Five tombs have been discovered in Saqqara, with brilliant walls that have not lost their colours throughout the ages.
Often the popular image of Ancient Egypt is coloured like sand and stone, matching the tombs and coffins that have been faded by the passing of millenia. The discovery of the Saqqara necropolis in early 2021 has been eye-opening in more ways than one. Not only has it proven to be one of the most well-preserved collections of tombs from Ancient Egypt, but the colourful coffins dug out of its depths allowed us to see the world as the Ancient Egyptians themselves saw it. Now five more tombs have been discovered in Saqqara, with brilliant walls that have not lost their colours throughout the ages.

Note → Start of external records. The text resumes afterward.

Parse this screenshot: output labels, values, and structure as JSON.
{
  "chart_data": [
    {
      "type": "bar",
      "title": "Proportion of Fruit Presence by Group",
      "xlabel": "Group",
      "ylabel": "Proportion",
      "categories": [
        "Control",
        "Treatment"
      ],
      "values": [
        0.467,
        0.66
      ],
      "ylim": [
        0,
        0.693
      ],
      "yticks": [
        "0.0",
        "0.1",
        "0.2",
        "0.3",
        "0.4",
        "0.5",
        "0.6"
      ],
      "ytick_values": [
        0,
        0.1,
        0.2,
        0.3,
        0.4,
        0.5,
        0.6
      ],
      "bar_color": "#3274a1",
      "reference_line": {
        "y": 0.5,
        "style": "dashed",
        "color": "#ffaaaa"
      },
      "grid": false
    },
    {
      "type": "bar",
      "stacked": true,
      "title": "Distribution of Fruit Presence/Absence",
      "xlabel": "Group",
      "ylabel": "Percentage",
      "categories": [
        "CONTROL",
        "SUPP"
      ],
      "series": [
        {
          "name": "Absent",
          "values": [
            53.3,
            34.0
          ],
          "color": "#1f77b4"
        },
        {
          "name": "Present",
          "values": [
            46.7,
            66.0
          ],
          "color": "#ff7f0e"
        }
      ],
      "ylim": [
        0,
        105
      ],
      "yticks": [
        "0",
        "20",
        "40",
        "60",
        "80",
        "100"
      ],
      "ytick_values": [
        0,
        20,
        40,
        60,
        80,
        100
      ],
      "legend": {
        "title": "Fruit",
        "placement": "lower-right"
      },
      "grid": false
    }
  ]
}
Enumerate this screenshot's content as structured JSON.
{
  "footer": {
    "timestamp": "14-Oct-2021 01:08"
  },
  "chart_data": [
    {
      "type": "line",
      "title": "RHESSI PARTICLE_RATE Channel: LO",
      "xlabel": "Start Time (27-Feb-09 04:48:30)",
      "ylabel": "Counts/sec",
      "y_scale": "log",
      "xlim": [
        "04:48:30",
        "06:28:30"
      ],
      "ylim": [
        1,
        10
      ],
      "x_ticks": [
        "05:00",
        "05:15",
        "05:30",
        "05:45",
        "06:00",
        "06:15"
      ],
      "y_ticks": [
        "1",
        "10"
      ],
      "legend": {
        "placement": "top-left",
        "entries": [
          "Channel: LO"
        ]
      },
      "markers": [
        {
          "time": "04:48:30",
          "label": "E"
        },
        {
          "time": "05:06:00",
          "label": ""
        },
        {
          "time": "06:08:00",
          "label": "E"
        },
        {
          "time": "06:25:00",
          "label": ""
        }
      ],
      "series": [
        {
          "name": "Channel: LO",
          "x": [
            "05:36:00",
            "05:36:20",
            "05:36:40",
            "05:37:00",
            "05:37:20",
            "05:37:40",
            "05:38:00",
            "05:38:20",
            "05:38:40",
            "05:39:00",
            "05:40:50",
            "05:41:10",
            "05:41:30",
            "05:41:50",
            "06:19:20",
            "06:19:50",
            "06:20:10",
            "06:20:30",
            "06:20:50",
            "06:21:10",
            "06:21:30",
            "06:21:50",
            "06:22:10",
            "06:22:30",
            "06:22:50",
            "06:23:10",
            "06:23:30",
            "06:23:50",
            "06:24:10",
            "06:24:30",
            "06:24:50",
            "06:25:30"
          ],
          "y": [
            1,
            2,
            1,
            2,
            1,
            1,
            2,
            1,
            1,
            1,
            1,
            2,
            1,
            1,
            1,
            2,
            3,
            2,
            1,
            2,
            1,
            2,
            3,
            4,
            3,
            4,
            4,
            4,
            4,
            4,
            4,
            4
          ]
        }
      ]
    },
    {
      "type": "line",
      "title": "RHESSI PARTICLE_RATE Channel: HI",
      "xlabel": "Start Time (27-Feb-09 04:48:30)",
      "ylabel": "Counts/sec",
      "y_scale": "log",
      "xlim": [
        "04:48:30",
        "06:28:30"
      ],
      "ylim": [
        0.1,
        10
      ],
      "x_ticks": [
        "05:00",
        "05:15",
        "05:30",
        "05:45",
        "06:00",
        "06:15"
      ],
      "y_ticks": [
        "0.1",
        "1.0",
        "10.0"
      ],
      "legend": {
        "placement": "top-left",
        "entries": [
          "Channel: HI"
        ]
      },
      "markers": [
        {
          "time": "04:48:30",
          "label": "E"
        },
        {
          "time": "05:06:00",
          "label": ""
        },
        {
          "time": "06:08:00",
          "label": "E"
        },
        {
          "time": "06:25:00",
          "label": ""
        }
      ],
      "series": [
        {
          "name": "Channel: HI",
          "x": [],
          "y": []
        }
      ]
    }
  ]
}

The tombs were found by the north-eastern side of Pyramid of Merenre, and range from the Old Kingdom to the First Intermediate Period, which has been described as a dark, obscure period of Egyptian history immediately following the end of the Old Kingdom around 2181 BC. The tombs are gorgeously preserved, and mainly belonged to high-ranking officials.
The first tomb belonged to a man named Iry, and was made up of a deep burial shaft leading to a chamber with funerary scenes all over the walls, seven oils, a facade of a palace, and a limestone sarcophagus. The second tomb was dedicated to a woman, who is believed to be the wife of a man named Yaret. The third tomb belonged to Pepi Nefhany, a priest. The fourth was made for a woman named Petty, a priestess of Hathor, while the fifth was tied to Henu, the overseer and supervisor of the royal house.
Further excavations and studies are planned to reveal the hidden stories behind the tombs, and the ancient people for whom they were made.